What was advertised in a revolutionary American newspaper 250 years ago today?

Boston-Gazette (November 20, 1775).

“MILITARY INSTRUCTIONS for officers Detached in the Field.”

On November 20, 1775, Benjamin Edes, the printer of the Boston-Gazette, ran an advertisement for a military manual “JUST PUBLISHED, in Philadelphia,” and available at his printing office in Watertown.  The printer had relocated there shortly after the battles at Lexington and Concord, though he did not update the name of his newspaper.  He advertised an edition of Roger Stevenson’s Military Instructions for Officers Detached in the Field published by Robert Aitken.  Although the advertisement proclaimed that the book had been “JUST PUBLISHED,” another edition had been available in Philadelphia since June.  At the time that Aitken advertised it, he noted that “A new Edition of this Book, with some Additions, is now in the Press and will soon be published.”  That likely referred to the edition that Edes stocked, especially considering that the appeals in his advertisement paralleled the advertisement that Aitken published in the Pennsylvania Ledger in August.

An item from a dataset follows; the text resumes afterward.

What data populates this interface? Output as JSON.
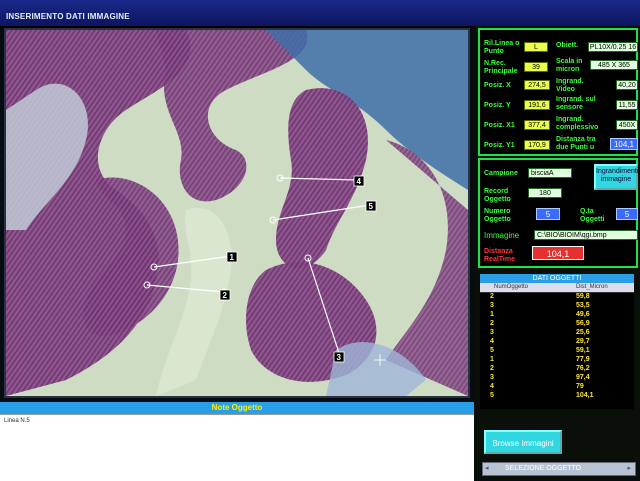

Both advertisements opened with an announcement that the book had been published and where to acquire copies, followed by a note that this edition was “Dedicated to his Excellency GEORGE WASHINGTON, Esq; General and Commander in Chief of the Army of the United Colonies of North-America.”  Next, both advertisements commented on the material aspects of the book, noting the “fine Paper and a beautiful new Type” as well as the “12 useful Plates [or illustrations] of the Manœuvres.”  The price in the local currency followed, along with a comparison to the price of a bound London edition.”  As was so often the case in advertisements for books, all that preamble appeared before the title of the book.  Aitken’s much longer advertisement then presented an address “TO THE PUBLIC” drawn from the preface.  Edes did not devote that much space to his advertisement in the Boston-Gazette.  Instead, he inserted a quotation from Ovid: “Fas est et ab roste doceri” (It is right to be taught from the pulpit).  That phrase invoked Stevenson’s experience as a British officer.  Edes did not devise it on his own.  Instead, he borrowed it from the title page.  Overall, Edes did not generate original copy for his advertisement for a military manual printed in Philadelphia.  Instead, he borrowed heavily from Aitken’s advertisement, revising the location where customers could purchase the book and the price in local currency.  He also substituted the quotation on the title page for an excerpt from the preface but did not compose anything new for his advertisement.  The marketing for the book in the Boston-Gazette thus replicated the strategies that Aitken introduced in the public prints in Philadelphia months earlier.  He may even have dispatched a clipping of the advertisement with the copies he sent to Edes.